You wouldn’t think that you could save much money by altering the way you cook, but every little thing you do adds up. Making a few easy changes can lower your gas or electric bill.

  • Your stove top has different size burners. Use the burner that fits your pan. Putting a small pan on a larger burner wastes energy. By the same token, putting a large pan on a small burner means the heat won’t circulate as well, and cooking times will be longer.
  • Use the correct size pan for the item you are cooking, so that you are not heating up more than is necessary.
  • Use the lid, at least when first heating up your food. Even if you’re only heating water, it will take less time to boil.
  • When boiling water for coffee or tea, measure the amount of water you need beforehand.
  • If you have a choice, use ceramic or glass dishes. They conduct heat better, and you can a use a lower oven temperature.
  • Thaw meat in the refrigerator ahead of time instead of thawing it in the oven.

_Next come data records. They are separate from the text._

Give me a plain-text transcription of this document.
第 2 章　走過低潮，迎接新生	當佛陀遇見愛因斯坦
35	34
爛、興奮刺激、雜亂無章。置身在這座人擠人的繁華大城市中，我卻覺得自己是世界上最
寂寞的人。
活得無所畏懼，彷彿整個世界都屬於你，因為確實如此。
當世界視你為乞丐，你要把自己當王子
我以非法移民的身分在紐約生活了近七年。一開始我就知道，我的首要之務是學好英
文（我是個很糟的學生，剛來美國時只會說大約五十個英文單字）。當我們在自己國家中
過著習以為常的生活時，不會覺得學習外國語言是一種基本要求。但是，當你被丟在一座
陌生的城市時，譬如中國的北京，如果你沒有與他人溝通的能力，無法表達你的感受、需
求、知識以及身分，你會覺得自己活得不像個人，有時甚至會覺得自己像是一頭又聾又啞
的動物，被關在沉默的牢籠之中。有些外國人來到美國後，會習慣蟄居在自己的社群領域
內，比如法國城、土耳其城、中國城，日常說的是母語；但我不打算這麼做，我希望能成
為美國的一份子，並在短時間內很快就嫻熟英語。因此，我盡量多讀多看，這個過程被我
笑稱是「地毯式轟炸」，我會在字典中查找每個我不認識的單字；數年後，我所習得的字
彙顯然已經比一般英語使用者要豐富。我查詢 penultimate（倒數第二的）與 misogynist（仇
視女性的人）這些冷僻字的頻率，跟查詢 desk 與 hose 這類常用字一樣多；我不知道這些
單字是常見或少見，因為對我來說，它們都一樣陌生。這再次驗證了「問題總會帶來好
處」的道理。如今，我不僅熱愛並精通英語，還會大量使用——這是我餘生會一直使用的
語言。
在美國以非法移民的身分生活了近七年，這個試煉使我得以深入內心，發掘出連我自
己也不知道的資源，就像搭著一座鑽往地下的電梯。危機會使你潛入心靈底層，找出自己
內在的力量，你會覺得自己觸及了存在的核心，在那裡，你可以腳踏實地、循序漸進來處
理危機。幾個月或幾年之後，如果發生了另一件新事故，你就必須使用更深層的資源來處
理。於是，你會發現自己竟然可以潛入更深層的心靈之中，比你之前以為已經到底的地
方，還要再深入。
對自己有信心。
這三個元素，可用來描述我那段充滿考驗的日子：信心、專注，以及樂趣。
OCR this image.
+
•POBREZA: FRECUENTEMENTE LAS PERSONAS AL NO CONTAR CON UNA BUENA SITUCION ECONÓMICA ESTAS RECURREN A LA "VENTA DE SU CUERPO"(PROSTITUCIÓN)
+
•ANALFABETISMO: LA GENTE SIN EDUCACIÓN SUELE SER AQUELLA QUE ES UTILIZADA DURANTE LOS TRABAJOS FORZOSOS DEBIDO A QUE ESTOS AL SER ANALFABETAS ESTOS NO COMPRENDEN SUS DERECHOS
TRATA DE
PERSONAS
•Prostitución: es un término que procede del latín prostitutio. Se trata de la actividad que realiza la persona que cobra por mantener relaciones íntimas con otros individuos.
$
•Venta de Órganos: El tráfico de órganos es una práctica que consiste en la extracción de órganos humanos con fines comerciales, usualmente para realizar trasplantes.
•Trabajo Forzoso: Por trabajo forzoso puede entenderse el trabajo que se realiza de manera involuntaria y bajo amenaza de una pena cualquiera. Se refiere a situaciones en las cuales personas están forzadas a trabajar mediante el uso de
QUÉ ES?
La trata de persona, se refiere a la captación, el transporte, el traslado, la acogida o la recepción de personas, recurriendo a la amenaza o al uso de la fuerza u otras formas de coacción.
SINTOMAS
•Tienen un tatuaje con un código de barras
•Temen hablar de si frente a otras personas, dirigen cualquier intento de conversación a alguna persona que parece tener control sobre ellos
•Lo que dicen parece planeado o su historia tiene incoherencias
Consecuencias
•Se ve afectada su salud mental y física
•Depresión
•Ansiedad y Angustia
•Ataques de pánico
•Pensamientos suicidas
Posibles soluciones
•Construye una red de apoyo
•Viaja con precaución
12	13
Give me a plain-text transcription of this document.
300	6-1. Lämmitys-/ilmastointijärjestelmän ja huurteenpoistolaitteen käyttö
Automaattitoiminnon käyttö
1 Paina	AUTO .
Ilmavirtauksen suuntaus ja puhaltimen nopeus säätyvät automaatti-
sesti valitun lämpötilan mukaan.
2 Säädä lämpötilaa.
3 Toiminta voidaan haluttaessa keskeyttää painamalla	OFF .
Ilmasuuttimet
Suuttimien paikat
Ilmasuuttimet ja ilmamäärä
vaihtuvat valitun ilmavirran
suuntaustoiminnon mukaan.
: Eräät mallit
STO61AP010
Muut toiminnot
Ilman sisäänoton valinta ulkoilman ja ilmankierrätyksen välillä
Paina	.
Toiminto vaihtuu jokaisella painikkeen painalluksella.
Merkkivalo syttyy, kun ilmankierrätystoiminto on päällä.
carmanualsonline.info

  • If you’re planning on cleaning your self-cleaning oven, do it after you’ve been using your oven for cooking so it will already be partially heated up.
  • Don’t preheat your oven. It’s usually not necessary unless you’re baking.
  • Try turning off your oven 10 minutes early when doing cooking other than baking. It retains the heat, and will keep cooking during that time.
  • Keep the oven door closed and the lids on whenever possible to keep heat from escaping.
  • Try to plan one dish meals, or meals in which all courses can be cooked together in the oven at the same time.
  • Throw out pans that are warped on the bottom, as they don’t distribute heat evenly.
  • Keep your oven and stove top clean for maximum efficiency.
  • Use other small appliances instead of your kitchen stove when possible. Toaster ovens, microwaves, crock pots and electric kettles all use less energy.